Abdurrahman Câmî daha küçük yaşlarda dönemin ileri gelen tasavvuf büyükleriyle tanışma imkânı bulmuştur. Bu şahsiyetlerden ilki, Câmî beş yaşlarında iken hacca gitmek üzere Câm şehrinden geçen Hace Muhammed Pârsâ’dır. Câmî, Nefehâtü’l

Üns’te babasıyla birlikte dervişlerden ve ihlâslı kimselerden oluşan büyük bir toplulukla

bu büyük zatı karşılamaya gittiklerini, o nur yüzlü ihtiyarın kendisiyle meşgul olduğunu, ona şeker verdiğini ve aradan altmış yıl geçmesine rağmen o mübarek yüzün hâlâ hatırında olduğunu ifade eder (Akçiçek, 2016: 599). O dönemlerde Mevlânâ Fahreddîn-i Loristanî ile de karşılaşan Câmî bu karşılaşmayı şu şekilde aktarır:

“Aklımda kaldığına göre bu zat Câm’a geldi. Oranın Harcird semtindeki babama ait sarayda konuk oldu. O zaman ben pek küçüktüm. Beni dizi üzerine alıp oturttu; havada işaretle Ömer ve Ali yazdı; ben de okudum. Benim bu halime tebessüm ederdi. Onun şefkati ve muhabbeti, benim gönlümde bu sofiye zümresinin sevgi ve bağlılık tohumu oldu. Bu tohum o vakitten beri devamlı büyüyüp gelişmektedir” (Akçiçek, 2016: 687). Câmî’nin hiçbir zaman unutamadığını söylediği bu iki hadise onu ömrü boyunca sûfî zümresine ve bunlar arasında da Nakşibendîyye’ye muhabbet beslemeye sevk etmiş ve bu muhabbet yıllar sonra intisaba dönüşmüştür (Acer, 2016: 13).

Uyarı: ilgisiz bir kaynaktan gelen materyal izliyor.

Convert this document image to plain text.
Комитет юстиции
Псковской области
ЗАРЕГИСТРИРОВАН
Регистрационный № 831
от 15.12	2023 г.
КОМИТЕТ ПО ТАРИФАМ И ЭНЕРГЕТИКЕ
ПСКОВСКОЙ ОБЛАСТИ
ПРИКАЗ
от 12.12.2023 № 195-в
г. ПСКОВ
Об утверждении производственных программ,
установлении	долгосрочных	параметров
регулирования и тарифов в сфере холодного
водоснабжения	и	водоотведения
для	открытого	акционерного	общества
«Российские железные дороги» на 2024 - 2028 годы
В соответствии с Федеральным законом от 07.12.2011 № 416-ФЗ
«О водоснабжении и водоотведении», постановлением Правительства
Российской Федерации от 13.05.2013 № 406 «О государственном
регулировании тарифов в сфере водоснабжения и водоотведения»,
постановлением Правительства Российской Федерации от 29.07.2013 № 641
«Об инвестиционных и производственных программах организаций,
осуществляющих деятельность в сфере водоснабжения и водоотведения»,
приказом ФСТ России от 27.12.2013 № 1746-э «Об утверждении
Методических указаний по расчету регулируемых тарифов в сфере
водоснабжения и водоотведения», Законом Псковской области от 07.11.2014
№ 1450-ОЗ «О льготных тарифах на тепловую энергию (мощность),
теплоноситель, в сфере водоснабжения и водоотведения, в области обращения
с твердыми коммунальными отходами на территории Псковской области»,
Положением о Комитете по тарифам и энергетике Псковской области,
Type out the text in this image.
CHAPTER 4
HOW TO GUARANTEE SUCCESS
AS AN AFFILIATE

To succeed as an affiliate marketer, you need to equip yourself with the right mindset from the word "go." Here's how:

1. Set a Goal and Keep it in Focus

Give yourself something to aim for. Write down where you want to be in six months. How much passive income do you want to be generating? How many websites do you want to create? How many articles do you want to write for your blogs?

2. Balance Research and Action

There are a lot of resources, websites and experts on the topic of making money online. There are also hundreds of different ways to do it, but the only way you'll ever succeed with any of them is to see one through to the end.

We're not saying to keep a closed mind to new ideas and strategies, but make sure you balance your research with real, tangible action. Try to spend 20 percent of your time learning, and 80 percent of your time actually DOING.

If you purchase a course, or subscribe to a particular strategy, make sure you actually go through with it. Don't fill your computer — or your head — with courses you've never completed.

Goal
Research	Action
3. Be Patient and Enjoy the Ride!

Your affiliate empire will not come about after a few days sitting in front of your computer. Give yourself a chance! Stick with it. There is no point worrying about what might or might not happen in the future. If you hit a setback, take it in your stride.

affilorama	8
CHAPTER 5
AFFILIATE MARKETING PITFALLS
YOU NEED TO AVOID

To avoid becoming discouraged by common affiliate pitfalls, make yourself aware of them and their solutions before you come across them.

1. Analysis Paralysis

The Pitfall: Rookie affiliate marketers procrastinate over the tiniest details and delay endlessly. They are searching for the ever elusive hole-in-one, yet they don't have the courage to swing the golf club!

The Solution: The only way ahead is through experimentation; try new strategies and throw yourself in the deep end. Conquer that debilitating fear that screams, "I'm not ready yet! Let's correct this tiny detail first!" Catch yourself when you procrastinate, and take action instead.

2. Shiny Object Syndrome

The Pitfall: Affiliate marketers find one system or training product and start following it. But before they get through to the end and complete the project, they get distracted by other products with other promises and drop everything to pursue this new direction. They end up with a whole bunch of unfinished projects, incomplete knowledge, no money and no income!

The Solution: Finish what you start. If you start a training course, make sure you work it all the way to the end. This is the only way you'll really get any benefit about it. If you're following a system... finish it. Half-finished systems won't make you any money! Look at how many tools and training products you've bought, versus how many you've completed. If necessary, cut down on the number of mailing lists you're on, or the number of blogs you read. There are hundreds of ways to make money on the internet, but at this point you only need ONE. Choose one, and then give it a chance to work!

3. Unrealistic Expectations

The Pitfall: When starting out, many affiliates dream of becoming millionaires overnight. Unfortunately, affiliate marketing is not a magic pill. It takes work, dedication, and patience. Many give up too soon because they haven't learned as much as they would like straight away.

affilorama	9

Hayatının başlangıç yıllarında ilim ve edep tahsil eden Câmî zamanın ileri gelen âlimlerinden olmuş; ancak sahip olduğu ilimler onu manevî doygunluğa ulaştırmadığı için daha ulu makamlara erişmek istemiştir. Kendisini huzura ve sükûna götürecek yegâne şeyin tasavvuf olduğunu anlayan Câmî, Semerkand dönüşünde hakikat âlimi, hakikate ermişlerin seyyidi, Nakşibendî şeyhi Mevlânâ Sa‘deddîn-i Kaşgârî’ye intisap etmiştir. Bir müddet bu şeyhin müritliğinde kalarak riyazet ve mücahedelerle Allah huzurunda makbul olacak hizmetlerde bulunmuş, gittikçe kuvvetlenen bir vecd haline bürünerek halktan çekinip kaçmaya başlamış, kimseyle konuşmaz olmuştur. Bu vecd hali içerisinde Kâbe’ye gitmek üzere yola çıkan Câmî, Küsü’ye kadar gittikten sonra birdenbire aklı başına gelerek tekrar şeyhini görmek üzere geri dönmüştür (Devletşah, 2011: 593; Çelebi 2012: 22).

64

Molla Câmî’nin telkin piri Mevlânâ Sa‘deddîn-i Kaşgârî’dir; ancak Hace Ubeydullah Ahrar ile de çok sohbeti vardır ve tarikatı onun hizmetinde tamamlamıştır. Pek çok eserinin başında Hace Ubeydullah’tan söz eden Câmî, kendisinin onun müridi olduğunu ve ona olan teslimiyetini açıkça ifade etmektedir (Akçiçek, 2016: 625). Câmî, Hace Ubeydullah ile önce birkaç defa görüşmüş, sonrasında ise mektuplaşmışlardır. Nakşibendî tarikatına girdiğini açıkça belirttikten sonra tasavvufî konuları ele aldığı ve seyr ü sulûk usulünü anlattığı Tuhfetü’l-Ahrar adlı mesnevisini de onun adına armağan etmiştir (Hikmet, 1962: 81-82).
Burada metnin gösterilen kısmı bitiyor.